Another way to inadvertently encourage outbreaks of academic dishonesty involves assignments too general or common in the discipline. These may tempt students to lightly edit a submission bought from a paper mill. By contrast, assignments that require critical thinking about elements of the course, or reflection on students’ own experiences, are much harder to buy or borrow. Some faculty use the same test and exam questions year after year, practically inviting students to copy and pass them on to peers in subsequent semesters.

The increasing use of learning outcomes in course outlines raises another point: How well do evaluations match up with the curriculum and pedagogy? To summarize an example from my book, suppose your course is supposed to develop face-to-face communication skills. Certainly, the basic terms and processes involved can be taught traditionally through lectures and slides, and student progress can initially be measured by straightforward tests. However, at some point students should be practising these skills and receiving feedback from their peers and the professor. The final evaluation on this module should involve role-play or an interview in which students demonstrate their attainment. A written exam might make them regurgitate some of the theory, but it will not reveal whether they have attained the skills. The outcome must influence both the pedagogy and the evaluation scheme.

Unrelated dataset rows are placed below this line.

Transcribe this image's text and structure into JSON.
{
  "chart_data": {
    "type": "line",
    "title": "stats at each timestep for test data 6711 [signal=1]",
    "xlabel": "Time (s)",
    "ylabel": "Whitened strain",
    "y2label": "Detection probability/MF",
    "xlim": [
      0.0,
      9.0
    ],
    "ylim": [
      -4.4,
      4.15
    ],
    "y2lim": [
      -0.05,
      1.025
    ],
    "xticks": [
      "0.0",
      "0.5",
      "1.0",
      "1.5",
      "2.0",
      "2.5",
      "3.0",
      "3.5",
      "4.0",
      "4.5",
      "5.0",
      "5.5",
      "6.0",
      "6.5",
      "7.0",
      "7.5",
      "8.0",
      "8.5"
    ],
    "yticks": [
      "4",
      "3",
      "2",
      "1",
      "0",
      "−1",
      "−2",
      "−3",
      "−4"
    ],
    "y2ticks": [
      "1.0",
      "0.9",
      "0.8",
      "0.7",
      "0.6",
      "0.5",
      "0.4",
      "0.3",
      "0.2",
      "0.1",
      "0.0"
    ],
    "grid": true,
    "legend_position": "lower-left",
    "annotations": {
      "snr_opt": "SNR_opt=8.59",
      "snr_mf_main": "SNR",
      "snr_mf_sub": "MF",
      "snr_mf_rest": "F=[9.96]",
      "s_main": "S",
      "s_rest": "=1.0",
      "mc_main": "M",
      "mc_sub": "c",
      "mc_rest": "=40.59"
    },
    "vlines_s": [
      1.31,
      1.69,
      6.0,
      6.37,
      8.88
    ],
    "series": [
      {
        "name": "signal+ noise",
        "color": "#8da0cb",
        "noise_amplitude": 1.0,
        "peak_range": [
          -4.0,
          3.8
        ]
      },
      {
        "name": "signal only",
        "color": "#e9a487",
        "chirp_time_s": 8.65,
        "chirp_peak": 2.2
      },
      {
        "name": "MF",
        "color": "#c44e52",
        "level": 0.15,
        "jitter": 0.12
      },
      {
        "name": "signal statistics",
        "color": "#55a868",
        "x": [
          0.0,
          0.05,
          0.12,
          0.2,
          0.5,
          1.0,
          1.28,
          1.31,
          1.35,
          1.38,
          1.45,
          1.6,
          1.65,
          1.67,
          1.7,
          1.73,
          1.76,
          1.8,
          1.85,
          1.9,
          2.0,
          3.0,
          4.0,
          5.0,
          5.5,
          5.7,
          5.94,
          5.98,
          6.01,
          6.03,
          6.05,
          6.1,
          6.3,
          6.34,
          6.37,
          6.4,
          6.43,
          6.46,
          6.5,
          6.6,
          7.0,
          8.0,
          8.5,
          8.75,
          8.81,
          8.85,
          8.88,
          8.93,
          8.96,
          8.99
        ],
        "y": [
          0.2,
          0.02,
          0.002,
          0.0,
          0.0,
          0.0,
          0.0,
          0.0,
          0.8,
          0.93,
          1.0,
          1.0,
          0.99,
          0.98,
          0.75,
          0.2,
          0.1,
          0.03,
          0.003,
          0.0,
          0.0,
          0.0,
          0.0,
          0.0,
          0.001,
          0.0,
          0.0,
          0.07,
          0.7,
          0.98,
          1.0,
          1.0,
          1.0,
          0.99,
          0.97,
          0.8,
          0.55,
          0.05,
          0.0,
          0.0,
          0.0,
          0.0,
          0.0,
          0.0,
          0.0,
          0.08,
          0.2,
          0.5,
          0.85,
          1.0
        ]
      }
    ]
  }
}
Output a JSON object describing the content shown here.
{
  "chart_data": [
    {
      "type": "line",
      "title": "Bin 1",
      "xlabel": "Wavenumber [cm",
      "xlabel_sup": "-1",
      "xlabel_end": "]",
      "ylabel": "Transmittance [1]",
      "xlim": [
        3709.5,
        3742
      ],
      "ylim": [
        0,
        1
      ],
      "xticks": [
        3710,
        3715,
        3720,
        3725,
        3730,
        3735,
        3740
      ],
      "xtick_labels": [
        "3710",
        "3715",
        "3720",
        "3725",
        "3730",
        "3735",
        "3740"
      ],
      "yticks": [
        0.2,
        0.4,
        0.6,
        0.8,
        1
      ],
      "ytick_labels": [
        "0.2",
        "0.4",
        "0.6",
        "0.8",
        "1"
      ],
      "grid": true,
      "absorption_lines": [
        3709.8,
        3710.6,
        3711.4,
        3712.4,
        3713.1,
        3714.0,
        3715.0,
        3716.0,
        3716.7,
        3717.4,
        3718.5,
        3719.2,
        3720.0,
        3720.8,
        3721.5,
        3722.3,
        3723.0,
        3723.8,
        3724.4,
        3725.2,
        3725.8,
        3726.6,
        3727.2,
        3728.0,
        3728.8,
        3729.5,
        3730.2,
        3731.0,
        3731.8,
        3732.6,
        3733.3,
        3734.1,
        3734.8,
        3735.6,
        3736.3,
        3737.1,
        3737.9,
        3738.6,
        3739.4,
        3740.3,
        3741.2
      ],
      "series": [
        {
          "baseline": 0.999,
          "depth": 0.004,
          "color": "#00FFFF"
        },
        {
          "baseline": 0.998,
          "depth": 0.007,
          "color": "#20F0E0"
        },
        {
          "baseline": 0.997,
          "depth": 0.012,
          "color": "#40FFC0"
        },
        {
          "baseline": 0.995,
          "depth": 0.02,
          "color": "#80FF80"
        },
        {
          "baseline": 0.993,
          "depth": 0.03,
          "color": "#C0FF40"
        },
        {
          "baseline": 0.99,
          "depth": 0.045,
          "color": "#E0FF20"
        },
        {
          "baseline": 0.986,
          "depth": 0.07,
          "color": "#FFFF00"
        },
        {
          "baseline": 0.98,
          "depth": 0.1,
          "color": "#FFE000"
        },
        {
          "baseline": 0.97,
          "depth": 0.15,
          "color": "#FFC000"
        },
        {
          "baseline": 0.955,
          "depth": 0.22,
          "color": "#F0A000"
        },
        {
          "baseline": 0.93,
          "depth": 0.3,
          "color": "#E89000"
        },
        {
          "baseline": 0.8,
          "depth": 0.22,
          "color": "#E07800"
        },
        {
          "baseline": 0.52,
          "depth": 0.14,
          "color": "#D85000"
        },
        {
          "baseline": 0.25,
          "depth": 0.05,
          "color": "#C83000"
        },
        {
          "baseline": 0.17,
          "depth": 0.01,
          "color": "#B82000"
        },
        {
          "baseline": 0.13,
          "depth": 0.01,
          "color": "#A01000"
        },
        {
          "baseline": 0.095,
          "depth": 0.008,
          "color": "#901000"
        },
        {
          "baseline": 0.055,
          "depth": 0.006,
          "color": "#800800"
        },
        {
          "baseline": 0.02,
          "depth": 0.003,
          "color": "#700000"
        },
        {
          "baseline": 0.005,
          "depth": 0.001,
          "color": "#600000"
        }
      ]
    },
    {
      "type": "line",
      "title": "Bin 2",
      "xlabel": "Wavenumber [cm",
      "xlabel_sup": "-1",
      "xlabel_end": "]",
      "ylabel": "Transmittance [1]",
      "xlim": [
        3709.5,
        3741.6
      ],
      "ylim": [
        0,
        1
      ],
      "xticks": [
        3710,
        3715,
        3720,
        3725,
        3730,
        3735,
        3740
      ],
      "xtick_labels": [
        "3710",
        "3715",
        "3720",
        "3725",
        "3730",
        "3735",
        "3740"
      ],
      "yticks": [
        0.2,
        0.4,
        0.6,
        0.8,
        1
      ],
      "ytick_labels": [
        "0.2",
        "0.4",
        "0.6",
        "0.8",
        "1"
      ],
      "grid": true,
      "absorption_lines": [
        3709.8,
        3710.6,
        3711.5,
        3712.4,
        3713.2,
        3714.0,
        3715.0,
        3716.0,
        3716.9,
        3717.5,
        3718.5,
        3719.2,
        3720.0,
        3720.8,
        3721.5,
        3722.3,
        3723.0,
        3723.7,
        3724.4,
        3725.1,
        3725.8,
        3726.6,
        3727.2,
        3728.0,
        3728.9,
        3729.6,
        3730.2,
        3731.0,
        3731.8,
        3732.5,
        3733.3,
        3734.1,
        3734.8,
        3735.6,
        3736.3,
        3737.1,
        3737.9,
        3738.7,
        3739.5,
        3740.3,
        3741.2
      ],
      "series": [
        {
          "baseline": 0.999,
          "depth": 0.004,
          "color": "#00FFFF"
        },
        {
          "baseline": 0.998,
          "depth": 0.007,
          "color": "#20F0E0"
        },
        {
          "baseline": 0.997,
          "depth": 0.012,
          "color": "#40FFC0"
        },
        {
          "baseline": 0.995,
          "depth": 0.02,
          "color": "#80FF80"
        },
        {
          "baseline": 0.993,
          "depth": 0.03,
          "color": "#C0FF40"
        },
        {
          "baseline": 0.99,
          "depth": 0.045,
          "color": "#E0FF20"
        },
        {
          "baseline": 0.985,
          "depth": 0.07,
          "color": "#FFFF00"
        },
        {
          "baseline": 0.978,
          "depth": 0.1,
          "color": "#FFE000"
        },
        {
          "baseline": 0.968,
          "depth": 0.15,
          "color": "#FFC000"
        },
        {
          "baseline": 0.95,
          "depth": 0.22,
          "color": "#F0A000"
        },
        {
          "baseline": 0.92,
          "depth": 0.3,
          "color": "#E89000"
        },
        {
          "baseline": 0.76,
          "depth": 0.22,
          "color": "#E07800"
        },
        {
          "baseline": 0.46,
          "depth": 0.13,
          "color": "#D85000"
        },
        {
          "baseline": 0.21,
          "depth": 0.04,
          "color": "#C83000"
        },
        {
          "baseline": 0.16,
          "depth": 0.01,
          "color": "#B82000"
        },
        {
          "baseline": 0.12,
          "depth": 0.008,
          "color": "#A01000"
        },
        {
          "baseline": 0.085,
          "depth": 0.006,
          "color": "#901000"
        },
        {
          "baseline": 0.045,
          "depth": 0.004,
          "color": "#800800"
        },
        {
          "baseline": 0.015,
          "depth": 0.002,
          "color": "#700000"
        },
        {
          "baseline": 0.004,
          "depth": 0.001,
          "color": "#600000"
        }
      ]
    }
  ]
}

Here is one more example. A professor introduces a new topic in the course. The questions posed in open discussion are mostly low on the cognitive taxonomy, requiring only recall or comprehension. Students do well on early quizzes, again at lower levels of thinking. But then there is an assignment that requires them to analyze a case study, make recommendations, and defend them. Most students perform poorly on this. Is this their fault for not studying enough? Or, did the professor neglect the scaffolding necessary to bring them up to the level of thinking required in the assignment by not asking harder questions or discussing short case studies? If so, the flaw in pedagogy produced the results of the evaluation.

Conclusion

Overall, the process of writing this book reminded me what a complex art teaching is. I do not call it a “science,” because many popular theories of education have never been proven by research. They are used because they work, as least for most subjects. In the book, I focus on practical skills, including classroom management, course and lesson planning, using learning technologies, developing a good teacher presence, managing groups, and teaching online as well as face-to-face. There is a chapter summarizing theories that have influenced the current constructivist, student-centered approaches, one on what recent brain research tells us about learning, and another giving advice from experienced teachers. My hope is that some new faculty—and perhaps a few mid-career ones ready to rethink some of their assumptions and practices—will find the book useful as they continue to develop their own art.

John Oughton is the author of Higher Teaching: A Handbook for New Post-secondary Faculty (2021). He taught English and general education at Toronto-area colleges and then spent 10 years as a Professor of Learning and Teaching at Centennial College.